Erik Harris Recalls Unlikely Path From Undrafted To NFL Team Captain

Erik Harris Raiders
Photo credit USA Today Images

Erik Harris has been named team captain for the Las Vegas Raiders, and his journey to this point has been winding, to say the least. 

The 30-year-old walked on at California University of Pennsylvania, a Division II school, and went undrafted in 2012. Then he spent a summer as a corn mixer at a potato chip factory and another summer as an overnight supervisor at UPS while finishing a degree in criminal justice.

But now? Now he’s the captain of an NFL team.

“Any stat game, any contract I sign, it’s all great,” Harris said on The Zach Gelb Show. “But being named a team captain from your coaches – and really your peers, the guys in the locker room that I grind every day with – that means more to me than [stats or contracts]. Just to have the respect of those guys, I try to lead by example. I try to serve my teammates as Christ would serve.”

Harris played for the Hamilton Tiger-Cats in the Canadian Football League from 2013-15 before making it to the NFL. He played for the New Orleans Saints in 2016 and part of 2017 before latching on to the Raiders that September.
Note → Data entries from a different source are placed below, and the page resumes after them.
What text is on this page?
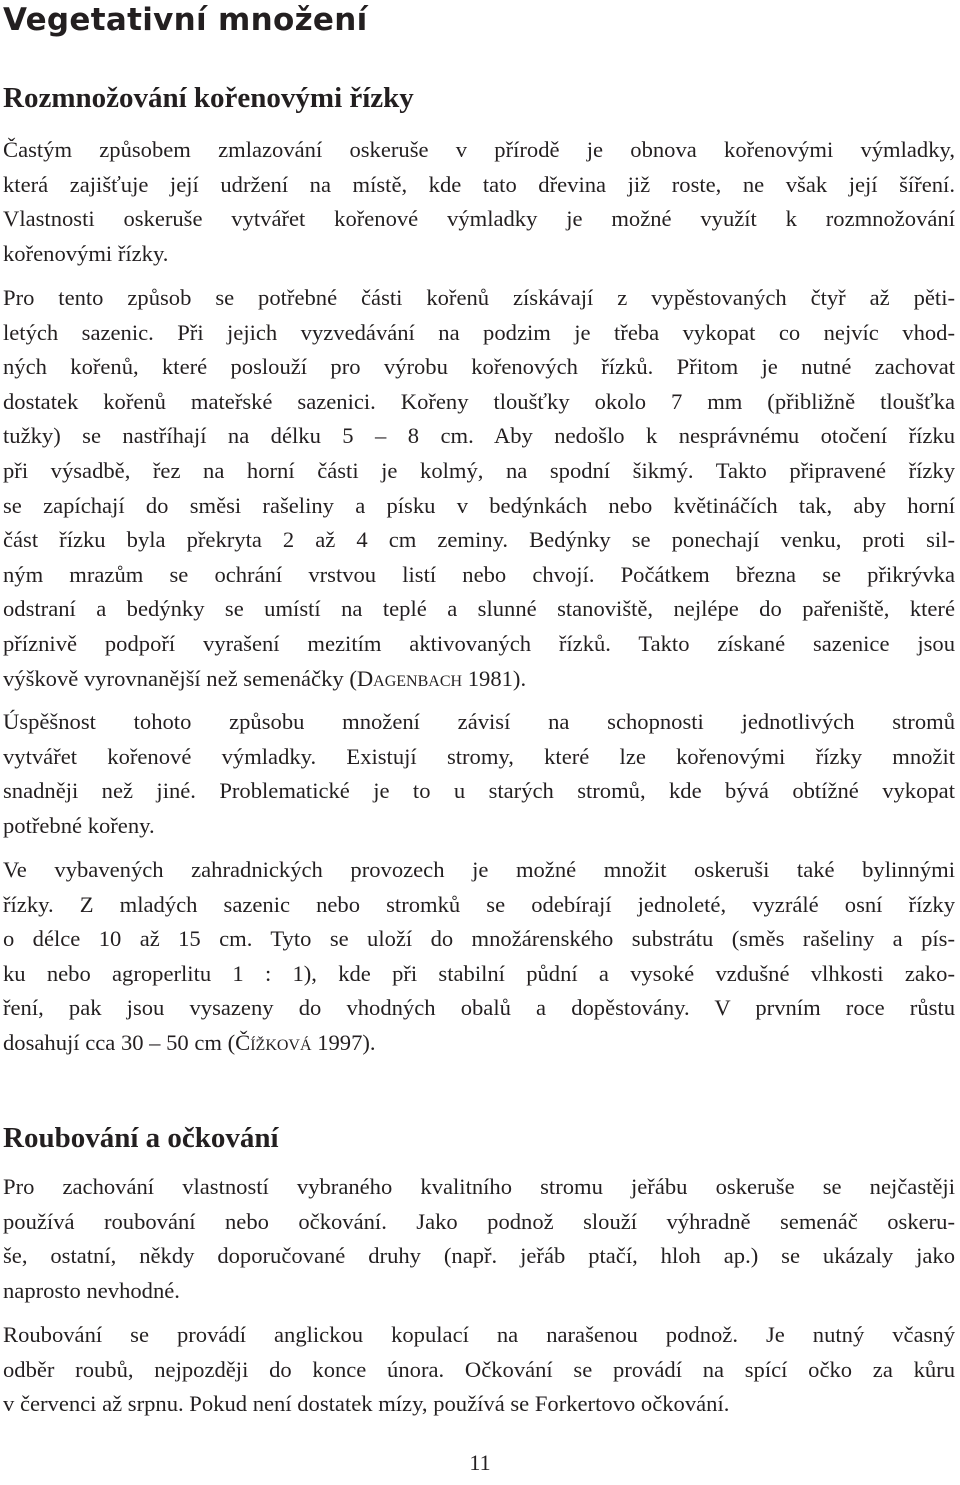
Vegetativní množení
Rozmnožování kořenovými řízky
Častým způsobem zmlazování oskeruše v přírodě je obnova kořenovými výmladky,
která zajišťuje její udržení na místě, kde tato dřevina již roste, ne však její šíření.
Vlastnosti oskeruše vytvářet kořenové výmladky je možné využít k rozmnožování
kořenovými řízky.
Pro tento způsob se potřebné části kořenů získávají z vypěstovaných čtyř až pěti-
letých sazenic. Při jejich vyzvedávání na podzim je třeba vykopat co nejvíc vhod-
ných kořenů, které poslouží pro výrobu kořenových řízků. Přitom je nutné zachovat
dostatek kořenů mateřské sazenici. Kořeny tloušťky okolo 7 mm (přibližně tloušťka
tužky) se nastříhají na délku 5 – 8 cm. Aby nedošlo k nesprávnému otočení řízku
při výsadbě, řez na horní části je kolmý, na spodní šikmý. Takto připravené řízky
se zapíchají do směsi rašeliny a písku v bedýnkách nebo květináčích tak, aby horní
část řízku byla překryta 2 až 4 cm zeminy. Bedýnky se ponechají venku, proti sil-
ným mrazům se ochrání vrstvou listí nebo chvojí. Počátkem března se přikrývka
odstraní a bedýnky se umístí na teplé a slunné stanoviště, nejlépe do pařeniště, které
příznivě podpoří vyrašení mezitím aktivovaných řízků. Takto získané sazenice jsou
výškově vyrovnanější než semenáčky (Dagenbach 1981).
Úspěšnost tohoto způsobu množení závisí na schopnosti jednotlivých stromů
vytvářet kořenové výmladky. Existují stromy, které lze kořenovými řízky množit
snadněji než jiné. Problematické je to u starých stromů, kde bývá obtížné vykopat
potřebné kořeny.
Ve vybavených zahradnických provozech je možné množit oskeruši také bylinnými
řízky. Z mladých sazenic nebo stromků se odebírají jednoleté, vyzrálé osní řízky
o délce 10 až 15 cm. Tyto se uloží do množárenského substrátu (směs rašeliny a pís-
ku nebo agroperlitu 1 : 1), kde při stabilní půdní a vysoké vzdušné vlhkosti zako-
ření, pak jsou vysazeny do vhodných obalů a dopěstovány. V prvním roce růstu
dosahují cca 30 – 50 cm (Čížková 1997).
Roubování a očkování
Pro zachování vlastností vybraného kvalitního stromu jeřábu oskeruše se nejčastěji
používá roubování nebo očkování. Jako podnož slouží výhradně semenáč oskeru-
še, ostatní, někdy doporučované druhy (např. jeřáb ptačí, hloh ap.) se ukázaly jako
naprosto nevhodné.
Roubování se provádí anglickou kopulací na narašenou podnož. Je nutný včasný
odběr roubů, nejpozději do konce února. Očkování se provádí na spící očko za kůru
v červenci až srpnu. Pokud není dostatek mízy, používá se Forkertovo očkování.
11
He’s been with the organization ever since. 

Being named captain was a surreal experience.

“Every year when they announce the captains, in the back of my mind, I’m like, ‘Okay, here it comes, here it comes,’ and then [my name isn’t said],” Harris explained. “And then when [Coach Gruden] started saying who the captain was and started [saying], ‘This guy worked at the potato chip factory’ – I was like, ‘There’s no way he’s about to say my name.’ When he said my name, the butterflies I had and just the excitement I had and guys coming up to me saying, ‘Congrats, well-deserved, much-deserved’ – it really meant a lot to me.”

Harris was in college when he found out his wife was pregnant with twins. The pregnancy was unplanned.
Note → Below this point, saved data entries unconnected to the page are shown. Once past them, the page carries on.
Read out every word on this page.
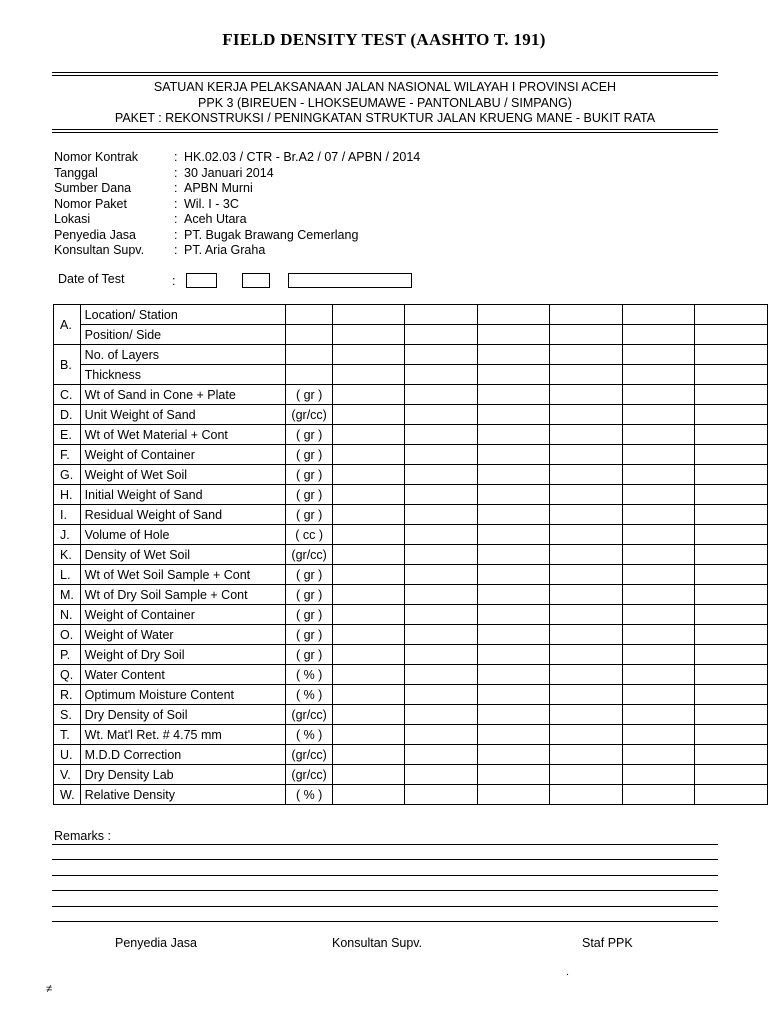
FIELD DENSITY TEST (AASHTO T. 191)
SATUAN KERJA PELAKSANAAN JALAN NASIONAL WILAYAH I PROVINSI ACEH
PPK 3 (BIREUEN - LHOKSEUMAWE - PANTONLABU / SIMPANG)
PAKET : REKONSTRUKSI / PENINGKATAN STRUKTUR JALAN KRUENG MANE - BUKIT RATA
Nomor Kontrak	: HK.02.03 / CTR - Br.A2 / 07 / APBN / 2014
Tanggal	: 30 Januari 2014
Sumber Dana	: APBN Murni
Nomor Paket	: Wil. I - 3C
Lokasi	: Aceh Utara
Penyedia Jasa	: PT. Bugak Brawang Cemerlang
Konsultan Supv.	: PT. Aria Graha
Date of Test	:
A.	Location/ Station							
	Position/ Side							
B.	No. of Layers							
	Thickness							
C.	Wt of Sand in Cone + Plate	( gr )						
D.	Unit Weight of Sand	(gr/cc)						
E.	Wt of Wet Material + Cont	( gr )						
F.	Weight of Container	( gr )						
G.	Weight of Wet Soil	( gr )						
H.	Initial Weight of Sand	( gr )						
I.	Residual Weight of Sand	( gr )						
J.	Volume of Hole	( cc )						
K.	Density of Wet Soil	(gr/cc)						
L.	Wt of Wet Soil Sample + Cont	( gr )						
M.	Wt of Dry Soil Sample + Cont	( gr )						
N.	Weight of Container	( gr )						
O.	Weight of Water	( gr )						
P.	Weight of Dry Soil	( gr )						
Q.	Water Content	( % )						
R.	Optimum Moisture Content	( % )						
S.	Dry Density of Soil	(gr/cc)						
T.	Wt. Mat'l Ret. # 4.75 mm	( % )						
U.	M.D.D Correction	(gr/cc)						
V.	Dry Density Lab	(gr/cc)						
W.	Relative Density	( % )						
Remarks :
Penyedia Jasa	Konsultan Supv.	Staf PPK
≠
.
“I grew up in a single-mother home, and my dad was never around,” Harris said. “My biggest fear was not being able to provide for my family, and at that point, I was getting my degree but I didn’t really necessarily know what I really wanted to do.”

Harris almost joined the Air Force, but then a tryout in Canada changed his life.

“That was the route I was going to take,” Harris said of the military. “Then I paid $80, went to that CFL tryout, and it all worked out.”